Придя к себе в комнату и приказав подать лампу, Генрих не раздеваясь уселся на кровать и глубоко задумался, но не о Коризандре, а о прелестной незнакомке.

— Кажется, Ноэ прав! — пробормотал он. — Я готов забыть Коризандру… Нет, я вижу только одно средство оживить в своей душе ее образ — это вскрыть и прочесть ее письмо, адресованное к подруге детства!

IV

Генрих Наваррский развязал узел шелковой тесемки, развернул письмо Коризандры, подвинул лампу и прочел:

«Дорогая моя Сарра!»

Это имя заставило его вздрогнуть.

«Сарра! — подумал он. — Но ведь так же зовут прелестную незнакомку? Но нет, Коризандра вскользь упомянула, что ее подруга никогда не уезжает из Парижа, так что я наверное застану ее там. Следовательно, это — просто совпадение!»

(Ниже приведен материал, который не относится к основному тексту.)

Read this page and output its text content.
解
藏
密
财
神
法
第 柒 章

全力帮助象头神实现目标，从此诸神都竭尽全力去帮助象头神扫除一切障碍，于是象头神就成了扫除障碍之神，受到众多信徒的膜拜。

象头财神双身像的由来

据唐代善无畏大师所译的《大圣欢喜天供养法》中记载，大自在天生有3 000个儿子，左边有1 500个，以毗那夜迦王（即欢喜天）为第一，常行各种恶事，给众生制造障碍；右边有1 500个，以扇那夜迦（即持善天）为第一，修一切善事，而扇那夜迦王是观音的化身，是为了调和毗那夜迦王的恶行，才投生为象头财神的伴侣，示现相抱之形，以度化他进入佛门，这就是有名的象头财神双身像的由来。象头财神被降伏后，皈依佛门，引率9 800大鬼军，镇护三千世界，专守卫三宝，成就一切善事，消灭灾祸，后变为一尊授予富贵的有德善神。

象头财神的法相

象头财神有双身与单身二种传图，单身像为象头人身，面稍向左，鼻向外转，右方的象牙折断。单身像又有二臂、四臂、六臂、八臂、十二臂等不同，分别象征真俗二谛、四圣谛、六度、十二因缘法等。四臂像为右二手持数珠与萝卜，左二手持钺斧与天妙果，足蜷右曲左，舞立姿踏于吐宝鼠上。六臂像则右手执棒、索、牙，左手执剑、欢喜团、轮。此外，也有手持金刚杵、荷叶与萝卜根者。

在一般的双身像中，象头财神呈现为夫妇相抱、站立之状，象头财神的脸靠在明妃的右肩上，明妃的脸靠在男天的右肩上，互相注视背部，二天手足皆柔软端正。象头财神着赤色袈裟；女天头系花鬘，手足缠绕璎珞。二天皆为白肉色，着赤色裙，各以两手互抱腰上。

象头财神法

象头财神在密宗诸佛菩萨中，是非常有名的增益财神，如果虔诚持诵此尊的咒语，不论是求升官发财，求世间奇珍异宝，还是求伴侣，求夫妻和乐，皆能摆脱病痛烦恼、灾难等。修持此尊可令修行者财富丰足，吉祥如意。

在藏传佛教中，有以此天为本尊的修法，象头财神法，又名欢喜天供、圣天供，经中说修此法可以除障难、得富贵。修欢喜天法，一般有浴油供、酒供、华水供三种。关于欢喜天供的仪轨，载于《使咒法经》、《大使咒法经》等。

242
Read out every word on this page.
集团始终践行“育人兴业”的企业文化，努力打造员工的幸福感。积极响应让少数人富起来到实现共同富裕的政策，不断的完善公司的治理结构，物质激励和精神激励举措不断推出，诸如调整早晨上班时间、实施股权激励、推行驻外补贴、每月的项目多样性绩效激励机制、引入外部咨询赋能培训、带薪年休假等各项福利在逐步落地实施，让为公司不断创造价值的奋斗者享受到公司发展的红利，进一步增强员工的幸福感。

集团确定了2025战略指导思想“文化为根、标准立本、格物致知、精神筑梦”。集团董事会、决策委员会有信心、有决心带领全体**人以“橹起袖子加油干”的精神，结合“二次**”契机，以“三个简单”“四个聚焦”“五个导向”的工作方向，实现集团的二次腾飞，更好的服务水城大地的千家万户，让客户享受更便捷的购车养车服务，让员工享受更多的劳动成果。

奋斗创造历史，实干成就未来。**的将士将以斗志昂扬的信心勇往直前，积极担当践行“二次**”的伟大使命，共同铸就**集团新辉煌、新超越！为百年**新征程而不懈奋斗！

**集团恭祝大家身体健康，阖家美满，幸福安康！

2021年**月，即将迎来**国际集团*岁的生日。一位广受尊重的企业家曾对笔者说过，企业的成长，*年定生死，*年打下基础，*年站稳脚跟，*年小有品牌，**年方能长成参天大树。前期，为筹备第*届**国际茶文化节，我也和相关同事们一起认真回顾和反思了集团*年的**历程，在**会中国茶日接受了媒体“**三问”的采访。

Успокоив свои сомнения этим размышлением, он продолжал читать:

«Это письмо вручит тебе молодой дворянин мужественного вида и красивой наружности. Этого дворянина, который впервые отправляется в Париж, зовут Генрих Бурбонский, принц Наваррский. Но тебе он представится просто под именем Анри, и ты не должна и вида подавать, что знаешь о нем что-нибудь большее, так как по воле своей матери, королевы Жанны д'Альбрэ, он должен жить в Париже инкогнито. Мой юный принц храбр, смел, остроумен, порядочен, но… ему только двадцать лет! Понимаешь? Нет? Ну так я должна сделать тебе признание: я люблю его, и он любит (или воображает, что любит) меня. Он расстался со мной с самыми священными клятвами вечной любви… Но что такое клятвы двадцатилетнего ребенка? Их уносит первый встречный ветер…»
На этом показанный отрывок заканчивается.